Two weeks before the election, I traveled to Maine for a conference and drove through Massachusetts and New Hampshire on my way.
In Silicon Valley, which was mostly Clinton country, I’d seen very few signs or bumper stickers promoting any candidates. But as I drove through the northeast, plenty of Trump signs were displayed on people’s lawns, fences, and car bumpers. I did see a few Clinton signs, but Trump signs dominated the landscape. In fact, as I was driving up Highway 1 to Freeport, Maine, home of LL Bean, I drove past a group of about 18 people waving Trump signs to passersby.
This surprised me. Sitting in my Silicon Valley office, I was pretty insulated from how the rest of the US perceived both candidates. Like a lot of us, we mostly trusted the media and pollsters to guide our knowledge about how the election was evolving.
As I spoke to people in Maine, Massachusetts, and New Hampshire—where, interestingly, Clinton won—I saw more passion from Trump followers. More importantly, when I asked why they were voting for Trump, their anger against the Washington elite was top of mind. As I flew home, for the first time I thought to myself that he had a better chance of winning the election than I could have ever imagined.

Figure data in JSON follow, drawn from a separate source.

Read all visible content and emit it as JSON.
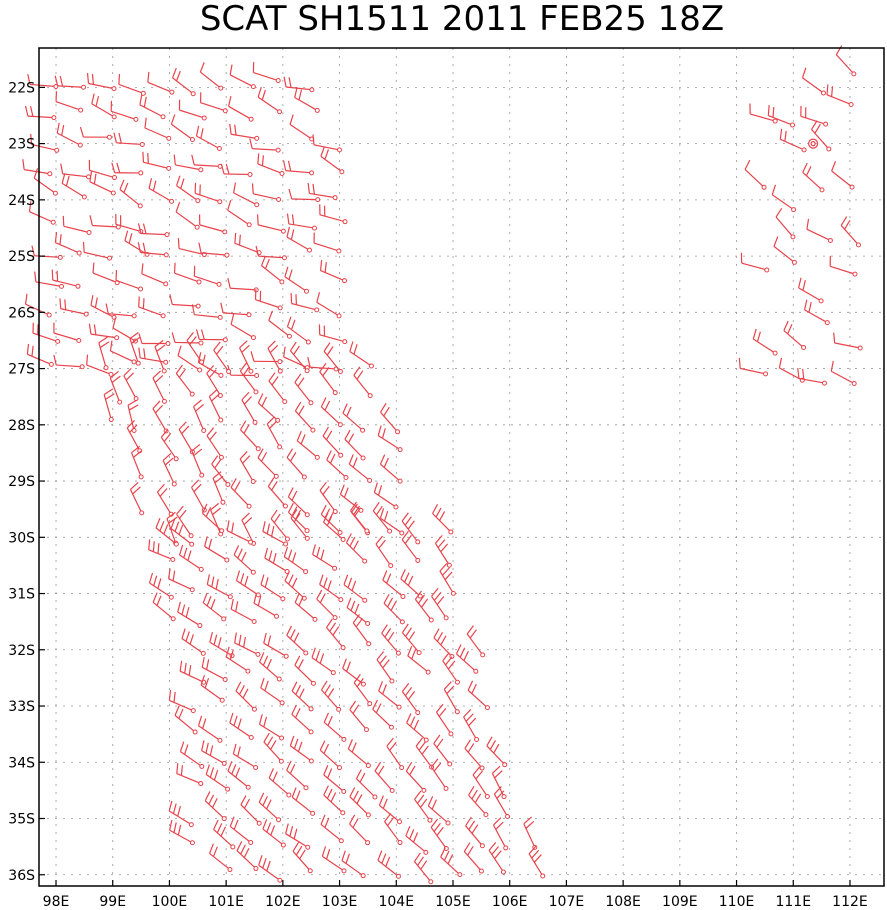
{
  "title": "SCAT SH1511 2011 FEB25 18Z",
  "colors": {
    "barb": "#e8434b",
    "grid": "#999999",
    "frame": "#000000"
  },
  "map": {
    "lon_range": [
      97.7,
      112.6
    ],
    "lat_range": [
      -36.2,
      -21.3
    ],
    "lon_ticks": [
      98,
      99,
      100,
      101,
      102,
      103,
      104,
      105,
      106,
      107,
      108,
      109,
      110,
      111,
      112
    ],
    "lon_labels": [
      "98E",
      "99E",
      "100E",
      "101E",
      "102E",
      "103E",
      "104E",
      "105E",
      "106E",
      "107E",
      "108E",
      "109E",
      "110E",
      "111E",
      "112E"
    ],
    "lat_ticks": [
      -22,
      -23,
      -24,
      -25,
      -26,
      -27,
      -28,
      -29,
      -30,
      -31,
      -32,
      -33,
      -34,
      -35,
      -36
    ],
    "lat_labels": [
      "22S",
      "23S",
      "24S",
      "25S",
      "26S",
      "27S",
      "28S",
      "29S",
      "30S",
      "31S",
      "32S",
      "33S",
      "34S",
      "35S",
      "36S"
    ],
    "grid": "dotted"
  },
  "wind_barbs": {
    "description_units": "lon/lat degrees, direction (deg, from), speed (kt)",
    "swaths": [
      {
        "name": "west",
        "lon": [
          98.0,
          103.3
        ],
        "lat": [
          -22.0,
          -27.0
        ],
        "dir": 290,
        "speed": 15
      },
      {
        "name": "west-mid",
        "lon": [
          98.5,
          104.3
        ],
        "lat": [
          -27.0,
          -30.0
        ],
        "dir": 340,
        "speed": 20
      },
      {
        "name": "south",
        "lon": [
          99.5,
          106.5
        ],
        "lat": [
          -30.0,
          -36.2
        ],
        "dir": 320,
        "speed": 25
      },
      {
        "name": "east",
        "lon": [
          110.6,
          112.1
        ],
        "lat": [
          -21.7,
          -27.3
        ],
        "dir": 300,
        "speed": 15
      }
    ],
    "calm_marker": {
      "lon": 111.35,
      "lat": -23.0
    }
  }
}
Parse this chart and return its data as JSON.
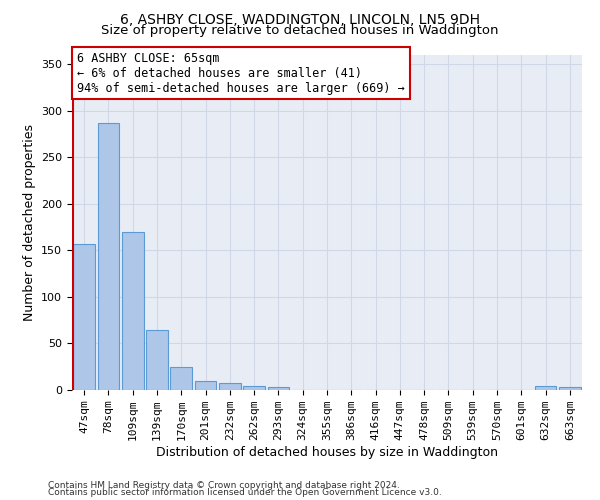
{
  "title": "6, ASHBY CLOSE, WADDINGTON, LINCOLN, LN5 9DH",
  "subtitle": "Size of property relative to detached houses in Waddington",
  "xlabel": "Distribution of detached houses by size in Waddington",
  "ylabel": "Number of detached properties",
  "categories": [
    "47sqm",
    "78sqm",
    "109sqm",
    "139sqm",
    "170sqm",
    "201sqm",
    "232sqm",
    "262sqm",
    "293sqm",
    "324sqm",
    "355sqm",
    "386sqm",
    "416sqm",
    "447sqm",
    "478sqm",
    "509sqm",
    "539sqm",
    "570sqm",
    "601sqm",
    "632sqm",
    "663sqm"
  ],
  "values": [
    157,
    287,
    170,
    65,
    25,
    10,
    7,
    4,
    3,
    0,
    0,
    0,
    0,
    0,
    0,
    0,
    0,
    0,
    0,
    4,
    3
  ],
  "bar_color": "#aec6e8",
  "bar_edge_color": "#5b9bd5",
  "highlight_color": "#cc0000",
  "annotation_line1": "6 ASHBY CLOSE: 65sqm",
  "annotation_line2": "← 6% of detached houses are smaller (41)",
  "annotation_line3": "94% of semi-detached houses are larger (669) →",
  "annotation_box_color": "#ffffff",
  "annotation_box_edge_color": "#cc0000",
  "ylim": [
    0,
    360
  ],
  "yticks": [
    0,
    50,
    100,
    150,
    200,
    250,
    300,
    350
  ],
  "grid_color": "#d0d8e8",
  "background_color": "#e8edf5",
  "footer1": "Contains HM Land Registry data © Crown copyright and database right 2024.",
  "footer2": "Contains public sector information licensed under the Open Government Licence v3.0.",
  "title_fontsize": 10,
  "subtitle_fontsize": 9.5,
  "xlabel_fontsize": 9,
  "ylabel_fontsize": 9,
  "annotation_fontsize": 8.5,
  "tick_fontsize": 8,
  "footer_fontsize": 6.5
}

Since Trump’s victory, I’ve seen all kinds of media reports on why he won and how in the world the pollsters got this so wrong. While there have been a lot of explanations, one key observation from Dean Baquet, executive editor of the New York Times, should also be a warning for Silicon Valley and their view that the world starts and ends with them.

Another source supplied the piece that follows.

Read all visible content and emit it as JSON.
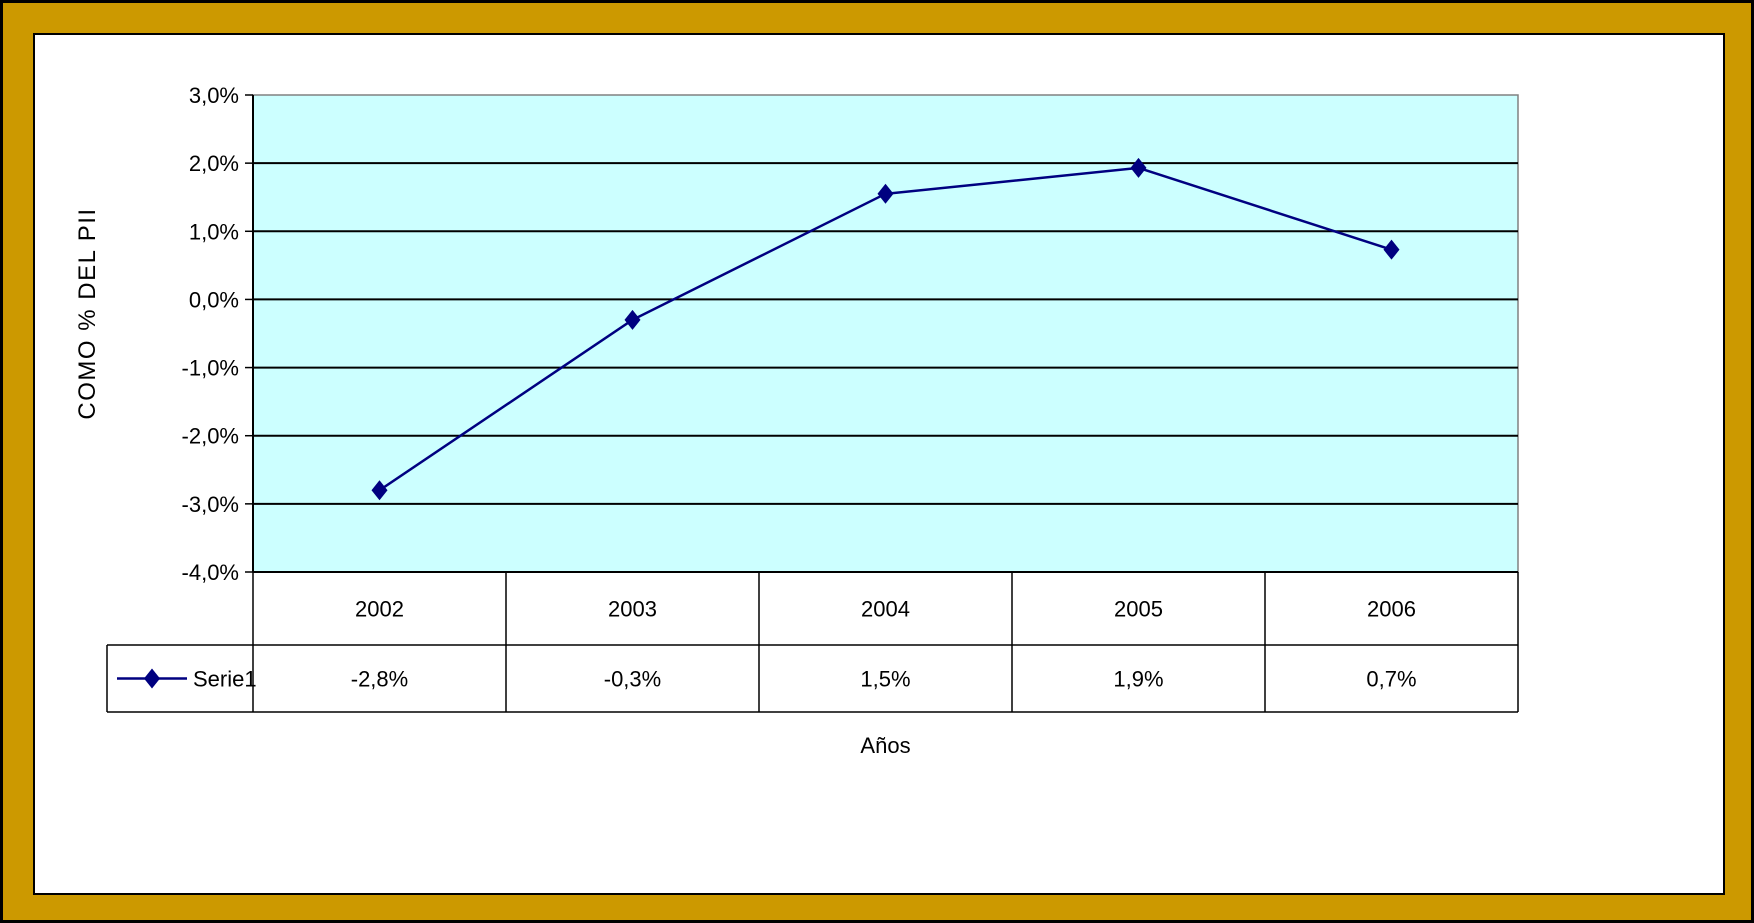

“Mr. Baquet praised his political team and other Times journalists for ‘agility and creativity,’ citing articles about Mr. Trump’s taxes and Mrs. Clinton’s record in Libya. But in an interview in his office, he said, ‘If I have a mea culpa for journalists and journalism, it’s that we’ve got to do a much better job of being on the road, out in the country, talking to different kinds of people than the people we talk to—especially if you happen to be a New York-based news organization—and remind ourselves that New York is not the real world,” he said on Nov. 9.
Similarly, we need to remind ourselves that Silicon Valley is not the real world. I grew up here, and have seen its amazing growth. But in some ways, our research and the tech media focuses largely on those in the know instead of the real people who use our products.
I am reminded of something I saw at Xerox PARC in the late 1990s—a two-handed mouse. I and many others just did not think this product made sense, but the engineer who created said he thought “people might like it.”
To be fair, globalization means Silicon Valley tech is getting into the hands of people of all generations and income levels. But we still often create products that are too complicated and difficult to use, many of which fall by the wayside.
Taking a hint from the New York Times editor, as tech researchers and marketing professionals, we need to get out more and really talk to the people who use our products and gain greater insight into what they want and what will work for them. Here at Creative Strategies, we try and do this often, which includes going to college campuses and talking with students directly, or when possible, visiting different cities around the US.
I really think Silicon Valley needs to get beyond its insular way of thinking, and the 2016 polling failures only reinforce that.